Mr. John Redwood (Wokingham): I have declared my interests in the register.

The test I apply to a health policy is this: will it be good for my constituents? I am a strong supporter of the NHS and its principles. I want all my constituents who need health care to get access to it in a timely way. I want them to receive high-quality care that is free at the point of need and use. I regret the way in which such debates are characterised by Labour Members, who make futile and inaccurate attacks on the Conservatives. Many of us are children of the NHS. We have received our care and attention from the NHS when we have needed it. The Conservatives have a long record in government of increasing money to the NHS year after year. We never privatised it or attacked it in the way that Labour Members claim, yet they are still peddling the same old nonsense.

Nor is it the case that Conservative Front-Bench spokesmen are wedded to 20 per cent. cuts across the board.
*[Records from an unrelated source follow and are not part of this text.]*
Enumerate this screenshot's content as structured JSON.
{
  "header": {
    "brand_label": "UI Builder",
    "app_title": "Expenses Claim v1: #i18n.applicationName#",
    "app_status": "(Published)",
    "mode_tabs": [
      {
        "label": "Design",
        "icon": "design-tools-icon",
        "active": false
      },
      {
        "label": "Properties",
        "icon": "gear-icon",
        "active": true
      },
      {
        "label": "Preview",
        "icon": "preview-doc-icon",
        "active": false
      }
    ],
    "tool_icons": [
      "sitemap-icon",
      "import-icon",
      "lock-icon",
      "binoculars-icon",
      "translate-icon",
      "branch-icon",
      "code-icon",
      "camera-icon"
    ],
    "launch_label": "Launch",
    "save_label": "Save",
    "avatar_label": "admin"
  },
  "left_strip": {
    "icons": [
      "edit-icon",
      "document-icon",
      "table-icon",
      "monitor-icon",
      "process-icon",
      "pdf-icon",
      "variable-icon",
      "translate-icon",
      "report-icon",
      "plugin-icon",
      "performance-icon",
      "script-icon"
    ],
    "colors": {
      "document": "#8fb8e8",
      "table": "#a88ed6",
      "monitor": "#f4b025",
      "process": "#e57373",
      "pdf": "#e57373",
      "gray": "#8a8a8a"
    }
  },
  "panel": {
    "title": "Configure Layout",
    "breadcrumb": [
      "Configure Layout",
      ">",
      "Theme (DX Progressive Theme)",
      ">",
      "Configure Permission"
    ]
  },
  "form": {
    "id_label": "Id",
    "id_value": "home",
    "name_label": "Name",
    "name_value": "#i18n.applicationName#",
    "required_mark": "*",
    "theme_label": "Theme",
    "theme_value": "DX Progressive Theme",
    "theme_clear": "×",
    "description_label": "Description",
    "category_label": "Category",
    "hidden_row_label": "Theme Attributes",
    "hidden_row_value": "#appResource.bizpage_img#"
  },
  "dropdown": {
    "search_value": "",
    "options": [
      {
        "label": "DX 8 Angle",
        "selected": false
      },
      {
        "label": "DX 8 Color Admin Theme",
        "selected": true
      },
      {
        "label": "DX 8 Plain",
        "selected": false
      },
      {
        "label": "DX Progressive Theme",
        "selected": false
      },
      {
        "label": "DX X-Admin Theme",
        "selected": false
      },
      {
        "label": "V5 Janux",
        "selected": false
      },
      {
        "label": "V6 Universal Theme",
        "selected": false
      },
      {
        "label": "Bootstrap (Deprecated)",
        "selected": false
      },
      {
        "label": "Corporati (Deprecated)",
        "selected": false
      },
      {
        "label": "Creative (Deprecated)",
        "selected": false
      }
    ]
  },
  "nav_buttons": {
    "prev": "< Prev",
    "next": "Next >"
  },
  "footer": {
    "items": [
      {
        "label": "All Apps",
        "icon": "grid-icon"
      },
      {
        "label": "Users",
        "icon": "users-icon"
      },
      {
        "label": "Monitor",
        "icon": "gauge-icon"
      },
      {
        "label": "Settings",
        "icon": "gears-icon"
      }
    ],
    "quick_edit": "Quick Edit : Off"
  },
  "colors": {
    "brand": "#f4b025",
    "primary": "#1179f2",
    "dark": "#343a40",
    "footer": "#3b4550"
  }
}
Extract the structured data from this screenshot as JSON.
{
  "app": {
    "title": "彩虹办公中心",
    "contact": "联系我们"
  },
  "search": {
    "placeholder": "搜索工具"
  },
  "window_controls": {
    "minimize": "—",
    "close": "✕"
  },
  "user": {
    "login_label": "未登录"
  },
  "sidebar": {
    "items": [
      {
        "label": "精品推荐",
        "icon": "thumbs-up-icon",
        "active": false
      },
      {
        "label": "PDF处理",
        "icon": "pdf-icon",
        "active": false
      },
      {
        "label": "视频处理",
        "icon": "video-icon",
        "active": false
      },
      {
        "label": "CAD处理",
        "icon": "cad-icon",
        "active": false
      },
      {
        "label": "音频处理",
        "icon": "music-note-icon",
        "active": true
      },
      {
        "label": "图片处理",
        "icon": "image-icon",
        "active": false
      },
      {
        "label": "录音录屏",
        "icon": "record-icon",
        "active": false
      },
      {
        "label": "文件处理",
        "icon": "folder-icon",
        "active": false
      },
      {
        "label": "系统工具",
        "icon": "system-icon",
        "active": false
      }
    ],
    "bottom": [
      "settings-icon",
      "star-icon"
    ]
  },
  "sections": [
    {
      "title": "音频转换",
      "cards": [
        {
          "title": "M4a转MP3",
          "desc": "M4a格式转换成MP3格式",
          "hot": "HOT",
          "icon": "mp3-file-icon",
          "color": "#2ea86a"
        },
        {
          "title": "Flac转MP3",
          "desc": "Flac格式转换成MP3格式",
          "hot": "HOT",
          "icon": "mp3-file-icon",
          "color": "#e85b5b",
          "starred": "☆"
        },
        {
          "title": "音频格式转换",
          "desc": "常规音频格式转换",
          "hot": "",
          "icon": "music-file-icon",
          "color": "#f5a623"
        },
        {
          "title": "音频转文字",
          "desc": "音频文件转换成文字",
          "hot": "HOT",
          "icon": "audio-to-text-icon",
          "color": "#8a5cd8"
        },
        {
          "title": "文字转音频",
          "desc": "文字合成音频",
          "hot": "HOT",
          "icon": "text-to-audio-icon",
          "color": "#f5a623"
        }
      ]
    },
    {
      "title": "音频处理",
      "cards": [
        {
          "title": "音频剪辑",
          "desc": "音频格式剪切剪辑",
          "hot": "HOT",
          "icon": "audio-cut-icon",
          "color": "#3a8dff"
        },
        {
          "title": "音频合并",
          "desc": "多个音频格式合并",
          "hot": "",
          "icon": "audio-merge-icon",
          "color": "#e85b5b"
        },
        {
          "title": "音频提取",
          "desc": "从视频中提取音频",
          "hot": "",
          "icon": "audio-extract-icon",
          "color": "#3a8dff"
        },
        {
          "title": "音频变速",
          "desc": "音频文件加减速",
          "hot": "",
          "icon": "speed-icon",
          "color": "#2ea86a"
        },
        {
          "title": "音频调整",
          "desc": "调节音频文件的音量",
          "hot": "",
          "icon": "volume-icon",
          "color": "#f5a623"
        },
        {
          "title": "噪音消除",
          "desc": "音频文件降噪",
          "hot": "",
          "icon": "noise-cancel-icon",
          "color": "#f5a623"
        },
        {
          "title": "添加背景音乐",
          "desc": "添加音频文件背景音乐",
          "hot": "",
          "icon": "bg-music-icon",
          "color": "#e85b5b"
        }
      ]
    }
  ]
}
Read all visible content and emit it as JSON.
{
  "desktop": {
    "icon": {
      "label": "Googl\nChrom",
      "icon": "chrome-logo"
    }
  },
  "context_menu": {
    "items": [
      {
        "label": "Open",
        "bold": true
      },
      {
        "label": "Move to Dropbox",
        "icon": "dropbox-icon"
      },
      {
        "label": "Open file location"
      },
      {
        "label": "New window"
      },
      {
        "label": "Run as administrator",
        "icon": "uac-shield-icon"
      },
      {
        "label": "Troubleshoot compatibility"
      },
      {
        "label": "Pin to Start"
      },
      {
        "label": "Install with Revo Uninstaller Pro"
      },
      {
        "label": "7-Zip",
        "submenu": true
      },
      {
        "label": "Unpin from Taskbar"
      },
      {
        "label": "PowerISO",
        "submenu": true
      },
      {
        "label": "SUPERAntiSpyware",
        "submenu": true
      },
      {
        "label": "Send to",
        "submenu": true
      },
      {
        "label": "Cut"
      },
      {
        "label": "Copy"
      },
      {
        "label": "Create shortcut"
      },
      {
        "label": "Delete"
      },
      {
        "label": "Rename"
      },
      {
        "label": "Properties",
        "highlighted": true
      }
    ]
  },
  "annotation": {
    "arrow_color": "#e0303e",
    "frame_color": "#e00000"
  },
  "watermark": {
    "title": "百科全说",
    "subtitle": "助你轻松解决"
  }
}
I have seen a comment by the shadow Chief Secretary to the Treasury, who would not be doing his job if he were not looking for ways to improve and reduce spending, that he would like to find examples of wasteful spending that he could cut by 20 per cent. I am happy to recommend one to him from my area. I should like him to get rid of more than 20 per cent. of the regional government that is being foisted upon us. It is totally unnecessary and completely wasteful. I would rather have more nurses and doctors than more bureaucrats in Guildford misrepresenting our views and getting in our way.

I am delighted that the Royal Berkshire hospital, which serves my constituency and adjacent ones, received substantially larger sums in successive years under Conservative Administrations and has received more money under the Labour Administration. I am confident that when a Conservative Government are elected, they will not cut the amount of money going to that hospital, but that they will accept the budgets they inherit and see the need to continue to increase them, as they always did in the past. I wish that that were common ground between the parties.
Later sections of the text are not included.